Le parti exige plus de transparence dans les montants alloués

Le MCG a déposé une initiative visant à renégocier l’accord franco-suisse de 1973 sur la CFG qui compense le manque à gagner des communes de France voisine, les frontaliers étant imposés à la source, à Genève en l’occurrence. A hauteur de 3,5% sur la masse salariale totale, cette CFG est versée aux départements de Haute-Savoie (77%) et de l’Ain (23%), qui la redistribuent pour plus de la moitié aux communes. La part départementale finance de gros projets liés essentiellement à la mobilité. En 2015, les deux départements ont reçu 257 millions d’euros. «Stop au cadeau royal à la France!» clame le MCG. Qui évoque le manque de transparence des montants alloués. «Nous savons par exemple que de l’argent genevois est allé à un club de boulistes à Culoz, dans le fin fond de l’Ain», avance François Baertschi, secrétaire général du MCG. «Une hérésie», selon Michel Charrat, président du Groupement transfrontalier européen, qui juge que «le MCG a allumé une mèche et que ça risque de lui péter dans le dos». «L’accord de 1973 est avant tout favorable à Genève car lorsque 270 millions de francs vont en France voisine, plus de 500 remplissent les caisses genevoises. En remettant en cause l’accord de 1973, on se tournerait vers celui de 1983, qui s’applique aux autres cantons comme le Valais, Vaud, Neuchâtel ou le Jura, et Genève perdrait 267 millions de francs comme l’ont récemment affirmé les autorités genevoises.»

Christian Dupessey, maire d’Annemasse, ville qui recense 9500 frontaliers et perçoit près de 10 millions d’euros au titre de la rétrocession, juge qu’une remise en question de l’accord de 1973 pousserait une partie des 30 000 Suisses installés en France voisine à repartir sur Genève. «Ces fonds aident fortement à l’ouverture de nouvelles classes. Où pourraient-ils alors scolariser leurs enfants? Notre politique commune vise à une prospérité pour tous, celle du MCG mènerait à l’appauvrissement général», argue l’édile.

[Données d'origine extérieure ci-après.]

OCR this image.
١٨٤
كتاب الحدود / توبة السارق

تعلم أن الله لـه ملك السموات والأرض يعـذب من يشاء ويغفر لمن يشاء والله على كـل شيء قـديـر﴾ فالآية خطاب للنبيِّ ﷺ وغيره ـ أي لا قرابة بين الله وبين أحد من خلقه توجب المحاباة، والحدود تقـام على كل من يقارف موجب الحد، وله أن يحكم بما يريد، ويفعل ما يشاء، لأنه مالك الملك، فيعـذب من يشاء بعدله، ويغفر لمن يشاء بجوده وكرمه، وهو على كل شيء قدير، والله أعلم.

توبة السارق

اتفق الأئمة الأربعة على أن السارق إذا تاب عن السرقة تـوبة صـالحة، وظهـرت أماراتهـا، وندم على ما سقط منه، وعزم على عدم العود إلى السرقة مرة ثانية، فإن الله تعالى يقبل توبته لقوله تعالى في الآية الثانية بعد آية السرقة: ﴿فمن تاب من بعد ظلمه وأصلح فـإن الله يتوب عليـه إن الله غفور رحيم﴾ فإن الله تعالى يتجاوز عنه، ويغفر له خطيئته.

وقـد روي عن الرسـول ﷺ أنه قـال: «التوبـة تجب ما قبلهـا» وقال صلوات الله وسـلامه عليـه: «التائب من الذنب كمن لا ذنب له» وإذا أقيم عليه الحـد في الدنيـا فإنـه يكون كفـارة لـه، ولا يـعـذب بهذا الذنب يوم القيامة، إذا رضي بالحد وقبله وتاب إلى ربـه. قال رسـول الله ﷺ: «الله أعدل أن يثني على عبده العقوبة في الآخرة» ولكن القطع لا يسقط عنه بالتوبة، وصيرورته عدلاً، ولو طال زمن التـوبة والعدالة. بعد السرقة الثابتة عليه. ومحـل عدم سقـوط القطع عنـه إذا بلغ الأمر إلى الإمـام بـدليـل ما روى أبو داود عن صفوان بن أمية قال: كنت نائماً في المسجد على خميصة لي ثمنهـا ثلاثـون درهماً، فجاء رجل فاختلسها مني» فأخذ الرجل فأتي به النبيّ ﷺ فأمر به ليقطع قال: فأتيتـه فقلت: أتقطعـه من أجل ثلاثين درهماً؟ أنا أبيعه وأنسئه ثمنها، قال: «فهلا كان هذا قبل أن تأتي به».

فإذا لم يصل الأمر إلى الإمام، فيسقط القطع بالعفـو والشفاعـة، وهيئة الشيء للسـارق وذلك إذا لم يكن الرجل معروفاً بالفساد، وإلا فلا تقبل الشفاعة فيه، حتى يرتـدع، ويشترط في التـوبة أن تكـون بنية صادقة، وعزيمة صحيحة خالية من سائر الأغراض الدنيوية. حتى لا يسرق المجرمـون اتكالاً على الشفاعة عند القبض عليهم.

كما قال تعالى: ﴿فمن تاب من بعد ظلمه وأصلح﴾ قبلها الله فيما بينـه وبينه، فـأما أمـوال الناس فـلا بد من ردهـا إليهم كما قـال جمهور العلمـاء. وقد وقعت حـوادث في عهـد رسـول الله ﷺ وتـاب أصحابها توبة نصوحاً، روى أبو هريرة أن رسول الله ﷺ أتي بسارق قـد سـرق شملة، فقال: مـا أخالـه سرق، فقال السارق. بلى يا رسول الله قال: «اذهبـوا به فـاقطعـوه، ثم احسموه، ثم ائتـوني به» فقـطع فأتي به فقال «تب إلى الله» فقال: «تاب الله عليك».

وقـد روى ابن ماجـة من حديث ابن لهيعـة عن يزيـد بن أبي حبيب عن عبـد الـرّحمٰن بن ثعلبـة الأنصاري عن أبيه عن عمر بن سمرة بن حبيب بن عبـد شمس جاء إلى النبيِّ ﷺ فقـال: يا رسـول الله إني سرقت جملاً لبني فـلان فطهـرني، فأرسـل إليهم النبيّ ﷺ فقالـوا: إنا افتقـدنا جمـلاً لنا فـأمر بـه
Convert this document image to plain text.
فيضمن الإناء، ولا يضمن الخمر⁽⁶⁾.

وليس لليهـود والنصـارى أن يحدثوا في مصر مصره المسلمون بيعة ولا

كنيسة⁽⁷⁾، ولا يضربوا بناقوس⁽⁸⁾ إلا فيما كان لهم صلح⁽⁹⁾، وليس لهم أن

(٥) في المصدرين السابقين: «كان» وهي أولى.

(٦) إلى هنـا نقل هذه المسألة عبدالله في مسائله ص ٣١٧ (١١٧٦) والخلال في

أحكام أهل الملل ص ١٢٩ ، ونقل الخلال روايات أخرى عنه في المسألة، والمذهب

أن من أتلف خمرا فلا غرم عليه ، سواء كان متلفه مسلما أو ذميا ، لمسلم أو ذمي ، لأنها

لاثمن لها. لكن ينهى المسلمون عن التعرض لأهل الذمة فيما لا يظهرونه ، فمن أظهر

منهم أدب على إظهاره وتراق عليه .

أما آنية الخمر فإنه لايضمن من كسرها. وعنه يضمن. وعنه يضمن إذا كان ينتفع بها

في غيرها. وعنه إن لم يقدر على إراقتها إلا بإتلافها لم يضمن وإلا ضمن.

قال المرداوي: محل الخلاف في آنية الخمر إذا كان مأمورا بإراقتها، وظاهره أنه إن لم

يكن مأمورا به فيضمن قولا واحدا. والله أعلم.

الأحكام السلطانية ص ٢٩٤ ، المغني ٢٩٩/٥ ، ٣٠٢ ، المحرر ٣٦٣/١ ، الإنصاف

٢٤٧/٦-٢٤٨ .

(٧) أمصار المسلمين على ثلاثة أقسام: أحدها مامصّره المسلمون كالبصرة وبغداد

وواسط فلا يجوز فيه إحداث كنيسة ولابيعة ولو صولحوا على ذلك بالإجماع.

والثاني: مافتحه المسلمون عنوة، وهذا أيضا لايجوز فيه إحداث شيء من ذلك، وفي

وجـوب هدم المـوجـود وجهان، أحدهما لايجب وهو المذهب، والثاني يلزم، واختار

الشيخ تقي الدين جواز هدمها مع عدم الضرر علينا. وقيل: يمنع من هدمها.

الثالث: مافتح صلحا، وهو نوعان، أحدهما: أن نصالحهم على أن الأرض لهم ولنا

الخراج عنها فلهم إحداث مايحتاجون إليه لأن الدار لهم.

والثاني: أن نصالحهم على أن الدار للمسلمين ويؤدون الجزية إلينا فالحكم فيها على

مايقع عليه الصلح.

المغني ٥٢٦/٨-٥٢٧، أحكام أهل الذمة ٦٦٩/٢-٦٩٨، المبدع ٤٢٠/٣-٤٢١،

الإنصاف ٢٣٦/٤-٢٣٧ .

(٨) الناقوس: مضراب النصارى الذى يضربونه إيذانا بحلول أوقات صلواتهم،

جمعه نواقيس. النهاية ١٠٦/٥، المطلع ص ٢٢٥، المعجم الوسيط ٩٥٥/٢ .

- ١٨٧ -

Des défenseurs de l'accord de 1973

Gabriel Doublet, maire de Saint-Cergues (850 frontaliers, 1 million d’euros de CFG), pense que le MCG, «parti en fin de cycle», est allé «au bout de la démagogie». «Ecole, salle des fêtes, bibliothèque, voilà où va l’argent pour le bien de tous. Le MCG joue contre Genève et dans ce contexte nous avons apprécié la prise de position de François Longchamp.» Le président du Conseil d’Etat a expliqué à la Tribune de Genève que le canton se tirerait une balle dans le pied si l’accord de 1973 était dénoncé et celui de 1983 appliqué. «L’argent ne serait plus utilisé localement, les sommes iraient à Paris, qui en ferait ce qu’il veut, au détriment des territoires de la proche frontière», a-t-il précisé. De son côté, Antoine Vielliard, maire de Saint-Julien-en-Genevois, se dit certain que l’initiative du MCG, si elle allait jusqu’au bout, serait adoptée par le peuple genevois «comme fut adopté le non-financement par Genève des parkings P + R en France voisine». «La classe politique genevoise porte dans son ensemble une responsabilité, en ayant laissé plus ou moins entendre que ces fonds ne servaient à rien sinon à construire des ronds-points ou ravaler les façades des mairies. Le MCG n’a fait que reprendre l’idée ambiante», accuse-t-il. Il prône un énorme travail d’explication auprès du public.